Yes, meaningfully so. The SSH setup was a server topology — exposed port 22 was reachable by the entire internet. The Telegram setup is a client topology — Hermes initiates outbound HTTPS to Telegram, and the Mac mini is invisible to internet scanners. An attacker must now compromise the Telegram account or find a vulnerability in a bot that receives commands and sends responses through Telegram's API.

But the Critical Path Changes

The SSH model's critical path was network hardening (SSH config, key management). The Telegram model's critical path is now phone security + token management. The threat doesn't disappear — it relocates to a different layer. If your phone is compromised, all the NAT in the world doesn't protect you.

MitigationBurdenSecurity GainPractical?
Make Hermes read-onlyLow (code change)Very HighYes — highest value action
Token in env/Keychain, not codeLow (one-time)HighYes
Telegram 2FA enabledLow (one-time)HighYes
Session audit + phone lockLow (one-time)HighYes
FileVault + lock screenLow (one-time)HighYes
Command allowlist + rate limitMedMediumYes
Supply chain pinningMedMediumYes

Honest Recommendations

For the Telegram + NAT topology, the Realist cut through the theory. Here's what actually matters:

#1: Make Hermes Read-Only
Critical

If Hermes never sends messages, a leaked token is nearly worthless. This single design decision eliminates the worst-case token exposure scenario. Do this first.
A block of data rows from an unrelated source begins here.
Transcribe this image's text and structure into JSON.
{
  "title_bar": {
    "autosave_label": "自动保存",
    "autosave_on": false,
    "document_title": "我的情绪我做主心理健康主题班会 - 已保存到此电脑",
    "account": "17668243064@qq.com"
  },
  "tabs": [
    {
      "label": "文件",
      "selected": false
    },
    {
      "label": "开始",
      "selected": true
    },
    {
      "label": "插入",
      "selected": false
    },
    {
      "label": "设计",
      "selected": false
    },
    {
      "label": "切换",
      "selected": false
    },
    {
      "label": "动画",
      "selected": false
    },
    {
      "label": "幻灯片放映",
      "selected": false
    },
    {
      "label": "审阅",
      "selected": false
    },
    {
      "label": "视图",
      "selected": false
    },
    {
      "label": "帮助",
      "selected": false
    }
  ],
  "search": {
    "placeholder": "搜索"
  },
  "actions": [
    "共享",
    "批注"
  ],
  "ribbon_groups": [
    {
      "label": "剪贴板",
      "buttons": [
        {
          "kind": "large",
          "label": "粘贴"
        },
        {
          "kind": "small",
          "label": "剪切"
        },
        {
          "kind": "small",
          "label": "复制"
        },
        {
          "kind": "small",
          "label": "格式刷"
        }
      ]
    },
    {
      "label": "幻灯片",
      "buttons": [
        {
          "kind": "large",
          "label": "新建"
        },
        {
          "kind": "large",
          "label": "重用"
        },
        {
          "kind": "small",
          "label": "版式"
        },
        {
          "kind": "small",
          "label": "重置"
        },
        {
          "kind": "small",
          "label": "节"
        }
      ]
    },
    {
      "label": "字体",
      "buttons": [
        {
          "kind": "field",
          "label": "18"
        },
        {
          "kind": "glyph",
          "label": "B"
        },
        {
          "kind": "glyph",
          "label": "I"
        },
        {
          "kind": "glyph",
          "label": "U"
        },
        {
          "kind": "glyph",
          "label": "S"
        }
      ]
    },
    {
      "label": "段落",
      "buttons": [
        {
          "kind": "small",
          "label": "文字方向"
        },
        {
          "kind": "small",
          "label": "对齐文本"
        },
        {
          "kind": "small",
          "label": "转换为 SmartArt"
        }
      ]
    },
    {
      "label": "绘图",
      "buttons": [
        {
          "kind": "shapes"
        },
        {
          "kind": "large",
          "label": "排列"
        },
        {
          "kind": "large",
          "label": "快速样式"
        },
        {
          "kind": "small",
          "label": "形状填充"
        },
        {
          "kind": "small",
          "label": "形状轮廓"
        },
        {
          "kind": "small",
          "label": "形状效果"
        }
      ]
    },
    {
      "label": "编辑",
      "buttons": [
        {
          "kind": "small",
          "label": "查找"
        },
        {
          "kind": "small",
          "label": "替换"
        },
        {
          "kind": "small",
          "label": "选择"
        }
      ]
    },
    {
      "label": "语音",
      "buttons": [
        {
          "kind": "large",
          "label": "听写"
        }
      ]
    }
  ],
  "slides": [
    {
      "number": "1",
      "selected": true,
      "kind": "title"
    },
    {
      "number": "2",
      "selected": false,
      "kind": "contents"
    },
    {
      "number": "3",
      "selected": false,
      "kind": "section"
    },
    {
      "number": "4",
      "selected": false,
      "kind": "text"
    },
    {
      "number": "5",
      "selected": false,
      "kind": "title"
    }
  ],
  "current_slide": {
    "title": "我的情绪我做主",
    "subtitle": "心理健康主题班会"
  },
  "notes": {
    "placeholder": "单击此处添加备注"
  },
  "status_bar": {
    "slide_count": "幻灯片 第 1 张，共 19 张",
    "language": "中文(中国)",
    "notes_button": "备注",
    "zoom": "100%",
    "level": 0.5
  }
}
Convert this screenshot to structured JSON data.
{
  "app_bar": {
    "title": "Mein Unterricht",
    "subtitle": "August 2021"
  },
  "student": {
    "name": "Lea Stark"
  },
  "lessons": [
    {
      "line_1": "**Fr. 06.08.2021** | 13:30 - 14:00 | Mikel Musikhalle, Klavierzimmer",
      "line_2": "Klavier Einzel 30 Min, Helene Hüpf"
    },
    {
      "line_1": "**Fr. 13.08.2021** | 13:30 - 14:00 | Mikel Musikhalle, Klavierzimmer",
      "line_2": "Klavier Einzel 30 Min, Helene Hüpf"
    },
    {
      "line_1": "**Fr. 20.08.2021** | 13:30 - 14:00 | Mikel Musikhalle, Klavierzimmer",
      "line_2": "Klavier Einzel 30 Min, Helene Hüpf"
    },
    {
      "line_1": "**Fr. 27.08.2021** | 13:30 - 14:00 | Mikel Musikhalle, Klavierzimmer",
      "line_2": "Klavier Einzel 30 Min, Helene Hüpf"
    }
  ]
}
#2: Store Token in Environment / Keychain
Critical

Token is not in the repo, not in any log, not in any backup. Use HERMES_BOT_TOKEN environment variable. Rotate once now as a best practice.

#3: Enable 2FA on Telegram Account
Critical

Your Telegram account is now the root credential. 2FA prevents SIM-swap account takeover. This is the second-biggest control.

#4: Revoke All Other Telegram Sessions
Critical

Telegram Settings → Devices → Terminate all sessions you don't recognize. Enable passcode lock on the Telegram app itself. 10 minutes of setup, immediate security improvement.

#5: Enable FileVault + Auto-Lock Screen
Tier 2

System Settings → Privacy & Security → FileVault. Set lock screen to require password immediately. Protects against physical theft. Zero ongoing effort once enabled.

The Bottom Line

The Telegram + NAT topology is a genuine improvement over SSH. Internet-facing attacks go to near-zero. But the threat doesn't disappear — it concentrates in two places: the bot token (mitigated by read-only design + env storage) and the phone (mitigated by 2FA + session lockdown). Everything else is polish.

SSH Model
$0 · 1-2 hours setup
SSH hardening + non-admin isolation + key rotation + monitoring
Telegram + NAT
$0 · 30 minutes setup
Read-only bot + token security + phone 2FA + session lockdown
Shared
$0 · ongoing
Supply chain pinning + FileVault + package auditing

The best security posture is the one you'll actually maintain. The Telegram topology requires less ongoing effort than SSH hardening — but phone security is non-negotiable. If you skip it, the topology advantage is lost.